Hi guys, thanks to all your help, I managed to locate the very first trading session message in the raw data file.
We hit and overcame multiple obstacles in this long “needle search in a haystack”.
- · Big Obstacle 1: endian-ness. It turned out the raw data is little-endian. For my “needle”, the symbol integer id 15852(in decimal) or 3dec(in hex) is printed swapped as “ec3d” when I finally found it.
Solution: read the exchange spec. It should be mentioned.
- · Big Obstacle 2: my hex viewers (like “xxd”) adds line breaks to the output, so my needle can be missed during my search. (Thanks to Vishal for pointing this out.)

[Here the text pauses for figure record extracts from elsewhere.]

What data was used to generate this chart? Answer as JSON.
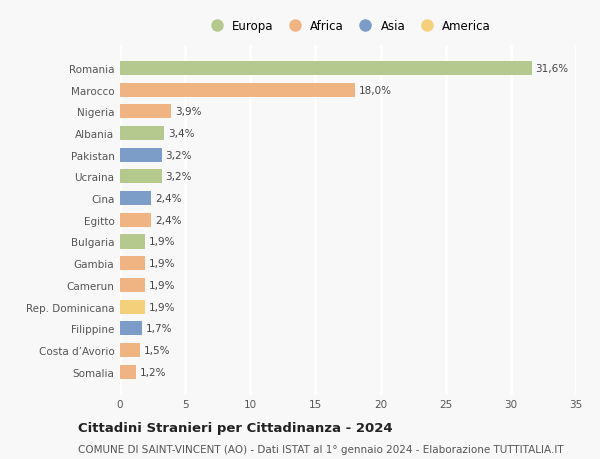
{
  "categories": [
    "Romania",
    "Marocco",
    "Nigeria",
    "Albania",
    "Pakistan",
    "Ucraina",
    "Cina",
    "Egitto",
    "Bulgaria",
    "Gambia",
    "Camerun",
    "Rep. Dominicana",
    "Filippine",
    "Costa d’Avorio",
    "Somalia"
  ],
  "values": [
    31.6,
    18.0,
    3.9,
    3.4,
    3.2,
    3.2,
    2.4,
    2.4,
    1.9,
    1.9,
    1.9,
    1.9,
    1.7,
    1.5,
    1.2
  ],
  "labels": [
    "31,6%",
    "18,0%",
    "3,9%",
    "3,4%",
    "3,2%",
    "3,2%",
    "2,4%",
    "2,4%",
    "1,9%",
    "1,9%",
    "1,9%",
    "1,9%",
    "1,7%",
    "1,5%",
    "1,2%"
  ],
  "colors": [
    "#b5c98e",
    "#f0b482",
    "#f0b482",
    "#b5c98e",
    "#7b9dc7",
    "#b5c98e",
    "#7b9dc7",
    "#f0b482",
    "#b5c98e",
    "#f0b482",
    "#f0b482",
    "#f5d07a",
    "#7b9dc7",
    "#f0b482",
    "#f0b482"
  ],
  "legend_labels": [
    "Europa",
    "Africa",
    "Asia",
    "America"
  ],
  "legend_colors": [
    "#b5c98e",
    "#f0b482",
    "#7b9dc7",
    "#f5d07a"
  ],
  "title": "Cittadini Stranieri per Cittadinanza - 2024",
  "subtitle": "COMUNE DI SAINT-VINCENT (AO) - Dati ISTAT al 1° gennaio 2024 - Elaborazione TUTTITALIA.IT",
  "xlim": [
    0,
    35
  ],
  "xticks": [
    0,
    5,
    10,
    15,
    20,
    25,
    30,
    35
  ],
  "bg_color": "#f8f8f8",
  "grid_color": "#ffffff",
  "bar_height": 0.65,
  "title_fontsize": 9.5,
  "subtitle_fontsize": 7.5,
  "label_fontsize": 7.5,
  "tick_fontsize": 7.5,
  "legend_fontsize": 8.5
}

Solution 1: xxd -c 999999 raw/feed/file > tmp.txt; grep $needle tmp.txt
The default xxd column size is 16 so every 16 bytes output will get a line break — unwanted! So I set a very large column size of 999999.
Solution 2: in vi editor after “%!xxd -p” if you see line breaks, then you can still search for “ec\_s*3d”. Basically you need to insert “\_s*” between adjacent bytes.

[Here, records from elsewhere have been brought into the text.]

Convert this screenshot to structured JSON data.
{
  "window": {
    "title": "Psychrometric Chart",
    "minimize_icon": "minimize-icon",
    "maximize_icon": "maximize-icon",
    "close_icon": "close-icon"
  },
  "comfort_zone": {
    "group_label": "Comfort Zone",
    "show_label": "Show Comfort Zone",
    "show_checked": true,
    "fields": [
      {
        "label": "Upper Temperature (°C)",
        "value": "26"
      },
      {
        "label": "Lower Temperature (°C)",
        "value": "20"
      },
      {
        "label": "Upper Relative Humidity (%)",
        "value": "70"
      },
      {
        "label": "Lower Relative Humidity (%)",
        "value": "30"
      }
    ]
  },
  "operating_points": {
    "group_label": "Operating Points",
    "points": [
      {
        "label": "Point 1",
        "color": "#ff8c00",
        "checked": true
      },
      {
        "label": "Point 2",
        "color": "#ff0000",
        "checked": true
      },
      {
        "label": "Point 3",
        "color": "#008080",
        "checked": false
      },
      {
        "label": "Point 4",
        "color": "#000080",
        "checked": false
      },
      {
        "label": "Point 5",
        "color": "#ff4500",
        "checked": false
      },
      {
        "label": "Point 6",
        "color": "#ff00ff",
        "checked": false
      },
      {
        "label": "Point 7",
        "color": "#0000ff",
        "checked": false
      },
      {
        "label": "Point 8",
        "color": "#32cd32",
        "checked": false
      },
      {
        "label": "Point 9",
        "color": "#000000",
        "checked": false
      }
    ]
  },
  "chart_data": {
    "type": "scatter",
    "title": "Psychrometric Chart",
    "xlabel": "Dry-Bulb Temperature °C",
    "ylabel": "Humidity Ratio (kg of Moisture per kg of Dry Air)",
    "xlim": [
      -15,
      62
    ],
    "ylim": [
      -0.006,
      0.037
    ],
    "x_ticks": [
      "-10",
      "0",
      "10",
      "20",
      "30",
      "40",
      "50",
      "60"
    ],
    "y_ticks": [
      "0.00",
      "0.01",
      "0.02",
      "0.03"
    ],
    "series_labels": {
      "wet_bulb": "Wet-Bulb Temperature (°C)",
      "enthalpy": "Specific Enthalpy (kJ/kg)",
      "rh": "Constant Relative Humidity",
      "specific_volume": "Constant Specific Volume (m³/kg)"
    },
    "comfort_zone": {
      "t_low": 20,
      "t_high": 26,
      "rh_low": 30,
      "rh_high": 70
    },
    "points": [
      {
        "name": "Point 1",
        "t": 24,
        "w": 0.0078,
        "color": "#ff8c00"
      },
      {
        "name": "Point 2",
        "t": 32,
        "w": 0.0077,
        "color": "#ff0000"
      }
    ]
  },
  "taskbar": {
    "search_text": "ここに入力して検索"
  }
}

Here’s a 4-byte string I was able to find. It span across lines: 15\_s*00\_s*21\_s*00
- · Obstacle 3: identify the data file among 20 files. Thanks to this one obstacle, I spent most of my time searching in the wrong files 😉
Solution: remove each file successively, starting from the later hours, and retest, until the needle stops showing. The last removed file must contain our needle. That file is a much smaller haystack.
o one misleading info is the “9.30 am” mentioned in the spec. Actually the message came much earlier.
o Another misleading info is the timestamp passed to my parser function. Not sure where it comes from, but it says 08:00:00.1 am, so I thought the needle must be in the 8am file, but actually, it is in the 4am file. In this feed, the only reliable timestamp I have found is the one in packet header, one level above the messages.
- · Obstacle 4: my “needle” was too short so there are too many useless matches.
Solution: find a longer and more unique needle, such as the SourceTime field, which is a 32-bit integer. When I convert it to hex digits I get 8 hex digits. Then I flip it due to endian-ness. Then I get a more unique needle “008e0959”. I was then able to search across all 14 data files:
for f in arca*0; do
xxd -c999999 -p $f > $f.hex
grep -ioH 008e0959 $f.hex && echo found in $f
done
- · Obstacle 5: I have to find and print the needle using my c++ parser. It’s easy to print out wrong hex representation using C/C++, so for most of this exercise I wasn’t sure if I was looking at correct hex dump in my c++ log.
o If you convert a long byte array to hex and print without whitespace, you could see 15002100ffffe87600,but when I added a space after each byte, it looks like 15 00 21 00 ffffe876 00, so the 3rd byte was overflowing without warning!
o If you forget padding, then you can see a lot of single “0” when you should get “00”. Again, if you don’t include white space you won’t notice.
Solution: I have worked out some simplified code that works. I have a c++ solution and c solution. You can ask me if you need it.
- · Obstacle 6: In some cases, sequence number is not in the raw feed. In this case the sequence number is in the feed, so Nick’s suggestion was valid, but I was blocked by other obstacles.
Tip: If sequence number is in the feed, you would probably spot a pattern of incrementing hex numbers periodically in the hex viewer.